The sweet spot in that study was moderate salt intake. But moderate was pegged at 3-6 grams per day. That is twice the current U.S. guideline of 2.3 or 1.5 grams per day. These targets were for adults.
These provocative findings beg for a randomized, controlled outcome trial to compare reduced sodium intake with usual diet, the NEJM editors concluded. In the absence of such a trial, the results argue against reduction of dietary sodium as an isolated public health recommendation.
The study cited by NEJM, Cooper says, "is very weak on methodology and quality control."
"This field in challenging. You can't measure life-long salt intake in people, and the effect is small but cumulative," Cooper argued, but please don't fall in the trap of 'there are two sides so the truth must be in the middle.
A real food connection
Some fresh food advocates think the entire argument is spurious. Fat and salt are cheap tricks to make bad food palatable, said Gregory Silverman managing director of Wellness in the Schools.
When you serve quality fresh food, you dont need to mask its flavor, Silverman argues. He says all of the schools they work with in New York are hitting the standards, including the sodium standards.

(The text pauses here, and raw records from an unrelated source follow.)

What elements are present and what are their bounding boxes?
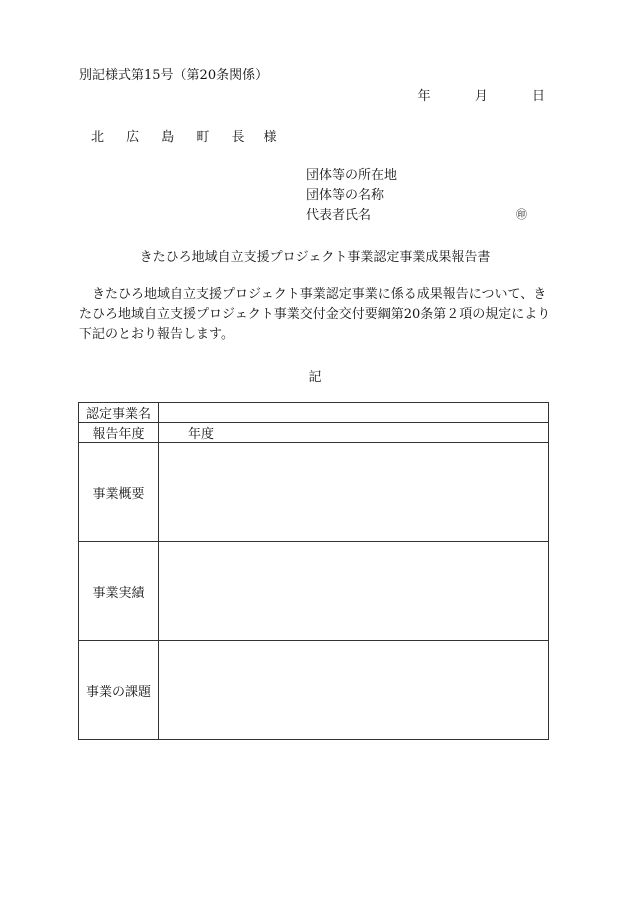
project-name-field[interactable]: [159, 403, 549, 423]
applicant-name-label: 団体等の名称: [306, 188, 385, 203]
seal-mark: ㊞: [516, 208, 527, 221]
date-year: 年: [417, 89, 431, 104]
results-field[interactable]: [159, 542, 549, 641]
document-body: きたひろ地域自立支援プロジェクト事業認定事業に係る成果報告について、きたひろ地域自立支援プロジェクト事業交付金交付要綱第20条第２項の規定により下記のとおり報告します。: [79, 287, 551, 342]
table-row-report-year: [79, 423, 549, 443]
addressee-honorific: 様: [263, 130, 286, 145]
form-number: 別記様式第15号（第20条関係）: [79, 68, 269, 83]
row-label-report-year: 報告年度: [79, 423, 159, 443]
report-table: [78, 402, 549, 740]
date-line: [0, 85, 545, 104]
row-label-project-name: 認定事業名: [79, 403, 159, 423]
issues-field[interactable]: [159, 641, 549, 740]
ki-heading: 記: [308, 370, 322, 385]
overview-field[interactable]: [159, 443, 549, 542]
table-row-issues: [79, 641, 549, 740]
applicant-representative-label: 代表者氏名: [306, 208, 372, 223]
row-label-overview: 事業概要: [79, 443, 159, 542]
report-year-field[interactable]: 年度: [159, 423, 549, 443]
row-label-results: 事業実績: [79, 542, 159, 641]
applicant-address-label: 団体等の所在地: [306, 168, 398, 183]
table-row-project-name: [79, 403, 549, 423]
addressee-name: 北 広 島 町 長: [91, 130, 254, 145]
row-label-issues: 事業の課題: [79, 641, 159, 740]
document-title: きたひろ地域自立支援プロジェクト事業認定事業成果報告書: [139, 250, 491, 265]
date-month: 月: [474, 89, 488, 104]
table-row-overview: [79, 443, 549, 542]
addressee: [91, 126, 286, 145]
table-row-results: [79, 542, 549, 641]
date-day: 日: [531, 89, 545, 104]
applicant-block: [306, 166, 397, 226]
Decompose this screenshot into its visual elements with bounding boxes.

WITS, a New York City-based school food mentoring program that now serves 75 schools and 40,000 students in New York, puts chefs in the kitchen as mentors and trainers, helping them develop systems and from-scratch healthy recipes.
"There are amazing people in school kitchens coast to coast," Silverman said. They just don't have training and technical skills and equipment they need.
WITS helps schools replace processed chicken with roasted chicken quarters, expand their salad bars and make dressings from scratch, and brings in new recipes that conform to the standards.
A big part of the WITS strategy is to help kids connect to real food by bringing the recipes they will eat in the lunchroom into the classroom to try out.
WITS chefs go into the classrooms, where students learn to make many of the new recipes that will appear in the cafeteria. Most classrooms will have fourt to six workshops over the course of a school year. One will focus on beans, and they will make vegetarian chili and humus. Another will focus on making applesauce, another on salad dressings, and so on. Each workshop introduces students to foods they will see in the cafeteria.
Were trying to re-create those connections, Silverman said.
Its counterintuitive, but Silverman's WITS partner schools easily hit the nutrition standards without using canned or frozen foods or adding staff, and they do it at the same price point as those who do.
"We have found that by cooking real food using herbs and spices, people don't need as much salt," said Silverman. We see kids grabbing salad, humus and roast chicken and loving it.